Principal investigator Janet Lainhart leads a multidisciplinary research group that is conducting a longitudinal neuroimaging study of the brain in autism. University of Utah

"This work adds an important piece of information to the autism puzzle," says principal investigator Janet Lainhart, an associate professor of psychiatry and pediatrics. "It adds evidence of functional impairment in brain connectivity in autism and brings us a step closer to a better understanding of this disorder. When you understand it at a biological level, you can envision how the disorder develops, what are the factors that cause it, and how can we change it."

The researchers monitored 53 males with high-functioning autism and 39 typically developing males from late childhood through early adulthood.

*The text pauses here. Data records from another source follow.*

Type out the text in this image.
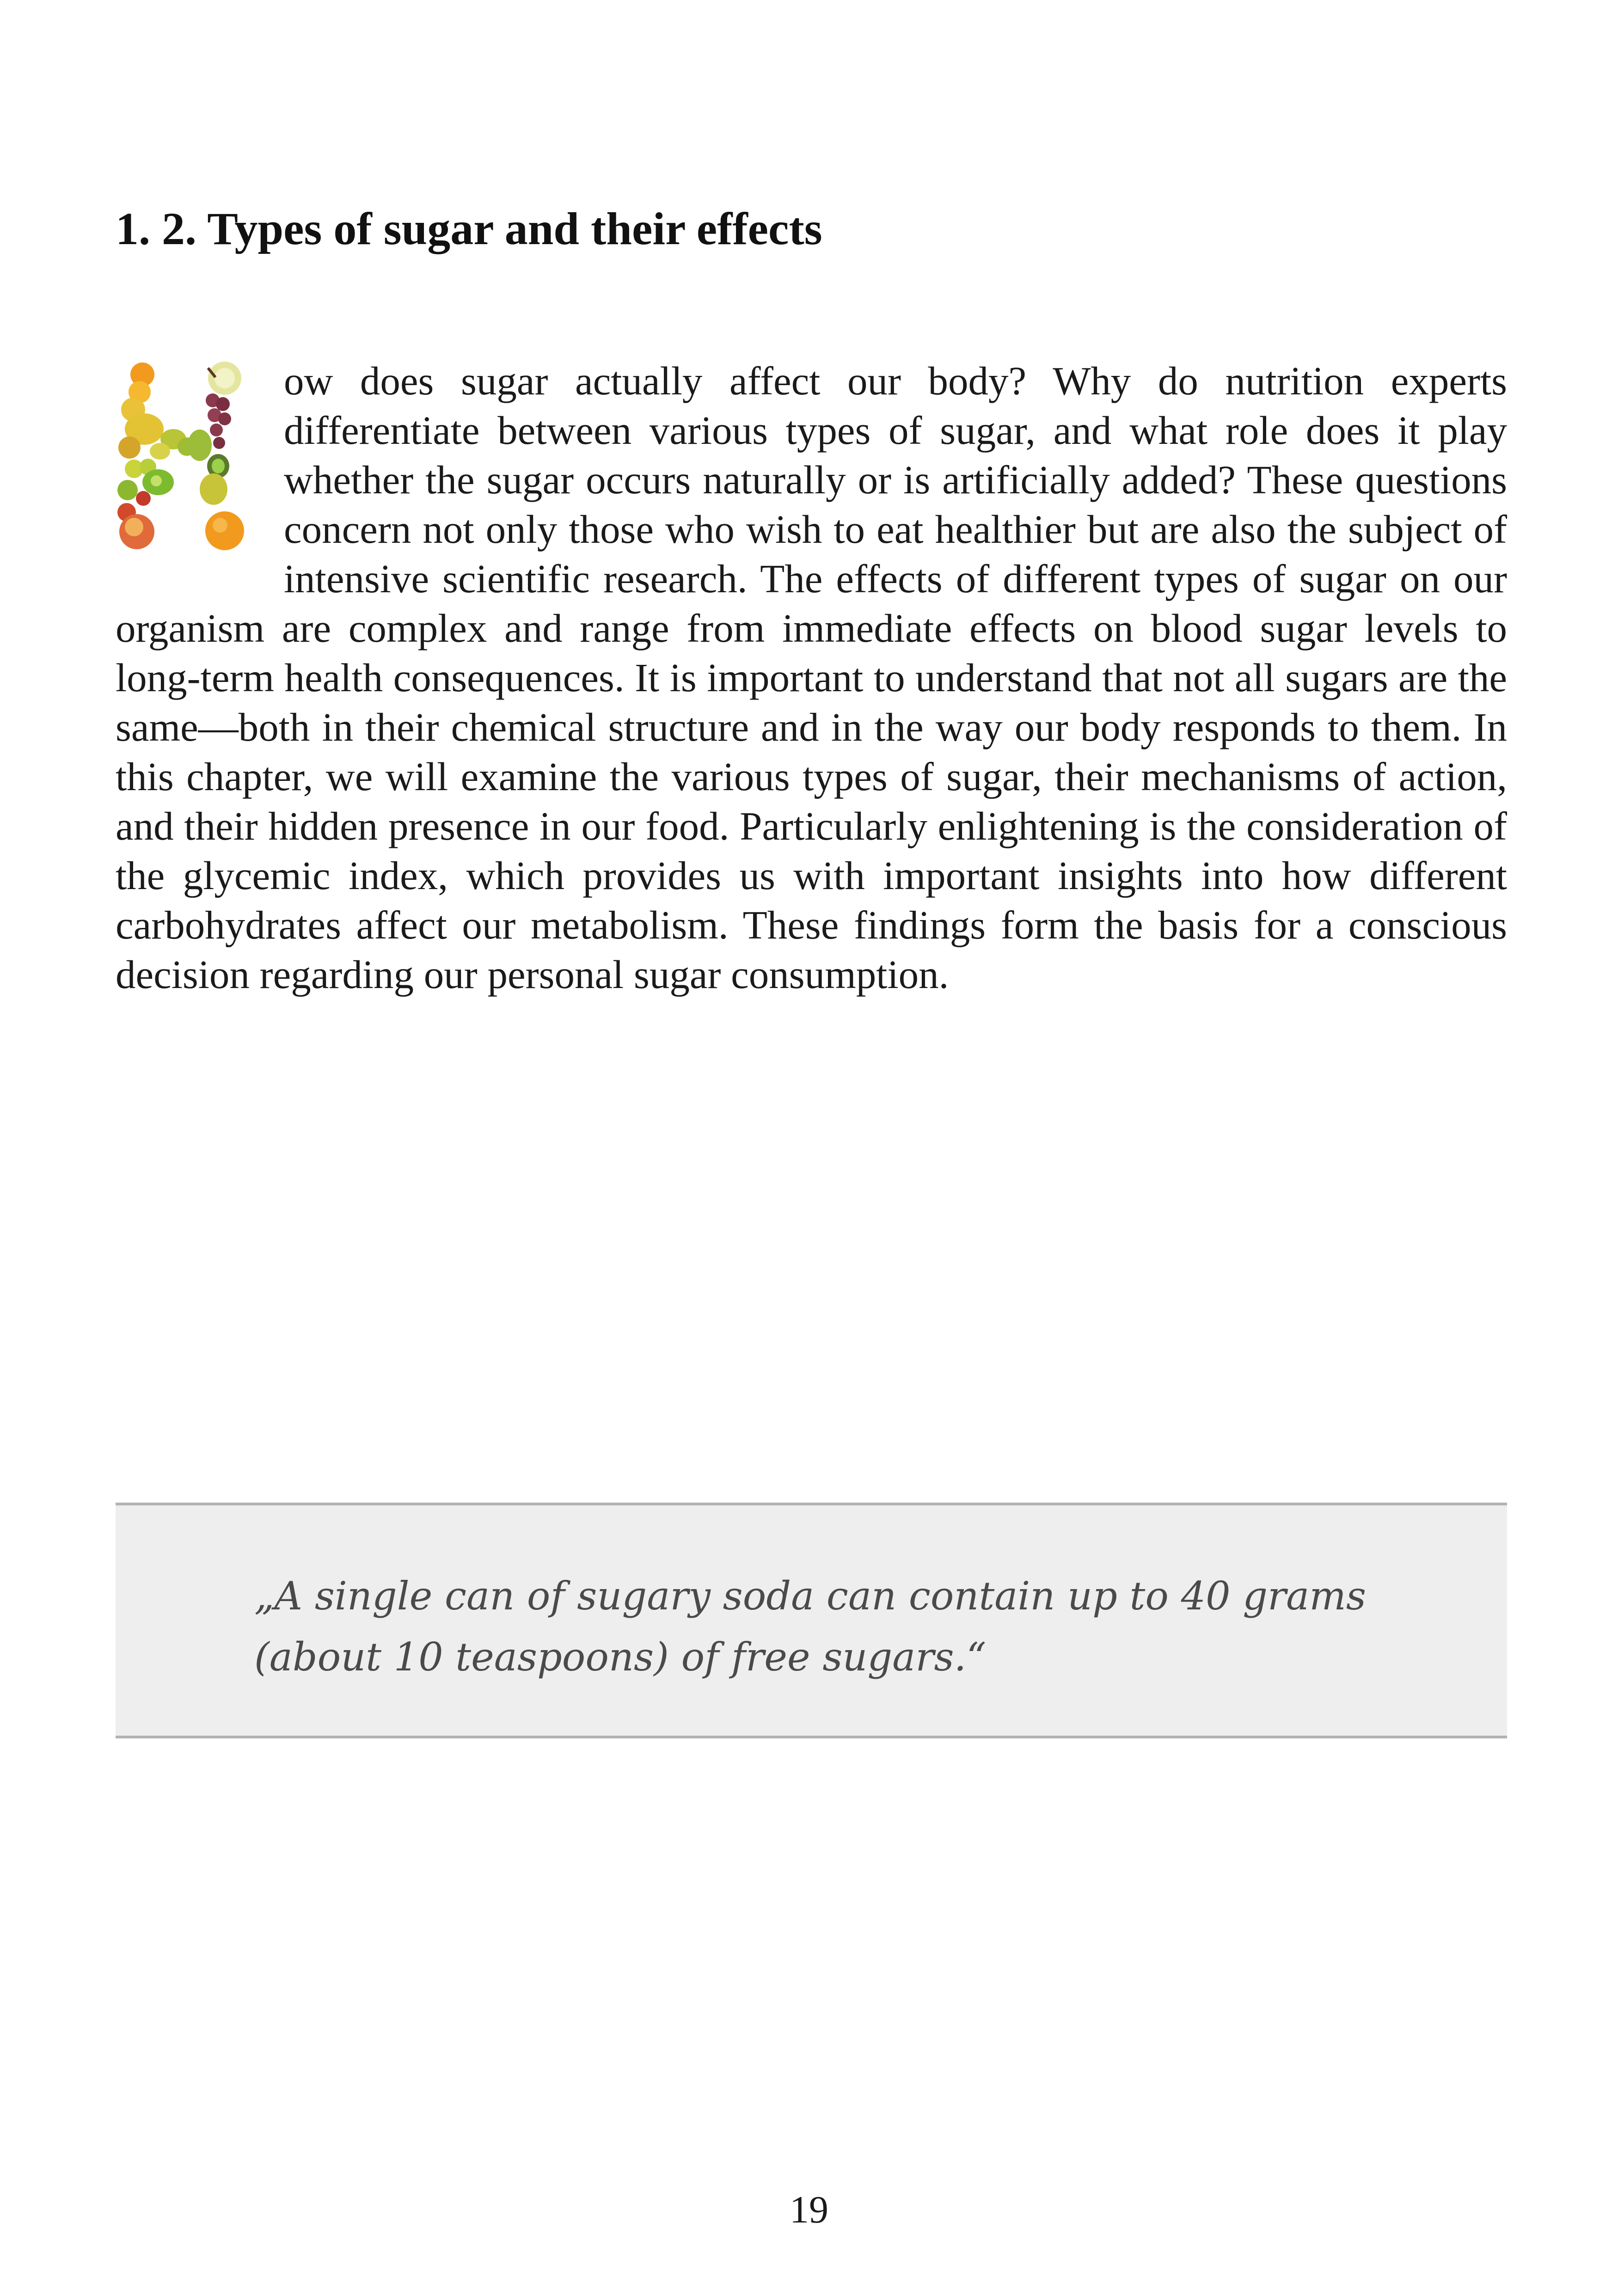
1. 2. Types of sugar and their effects

ow does sugar actually affect our body? Why do nutrition experts differentiate between various types of sugar, and what role does it play whether the sugar occurs naturally or is artificially added? These questions concern not only those who wish to eat healthier but are also the subject of intensive scientific research. The effects of different types of sugar on our organism are complex and range from immediate effects on blood sugar levels to long-term health consequences. It is important to understand that not all sugars are the same—both in their chemical structure and in the way our body responds to them. In this chapter, we will examine the various types of sugar, their mechanisms of action, and their hidden presence in our food. Particularly enlightening is the consideration of the glycemic index, which provides us with important insights into how different carbohydrates affect our metabolism. These findings form the basis for a conscious decision regarding our personal sugar consumption.

„A single can of sugary soda can contain up to 40 grams
(about 10 teaspoons) of free sugars.“

19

MRIs of these patients show lower-level communication between regions associated with functions such as facial recognition and motor skills than the levels found in MRIs of people without the disorder.

In the article abstract, the researchers note: "Interhemispheric connectivity differences were better explained by diagnosis of autism than by potentially confounding neuropsychological metrics of language, IQ, or handedness."

While connectivity abnormalities have already been identified in patients with autism in previous studies, this is the first of its kind to characterize abnormalities in the entire brain rather than in specific pathways. Imaging of the entire brain has the potential to help experts identify specific types of the disorder.

"This is a complex disorder that doesn't just fall into one category," Lainhart says. "We hope the information can lead us to characterizing different types of autism that may have different symptoms or prognoses that will allow us to identify the best treatment for each affected individual."

Because the study was limited to high-functioning males, the findings may not translate to females, younger children, or "lower functioning" individuals with autism, the researchers write. One skeptic, Laura Bono of the autism advocacy group "Safe Minds," tells Business Week that using MRI as a primary screening tool is unrealistic and therefore not terribly beneficial:

Knowing that diagnosing autism is about looking for certain behaviors, only children already identified as having issues that might be a function of autism would be screened. So if there's no targeted treatment to follow up on the results of this kind of scan, then it's just another expensive test for parents who are already barraged with so many tests at diagnosis. And in that case, I see this as just a waste of money.

So there's a bit of a Catch-22: the scans must be put to the test to develop targeted treatments, but until there are targeted treatments, using the scans widely is impractical and expensive.

Needless to say, this study is likely not the last to come from Lainhart's autism imaging research group--which includes experts from the University of Utah, Brigham Young University, the University of Wisconsin, and Harvard University.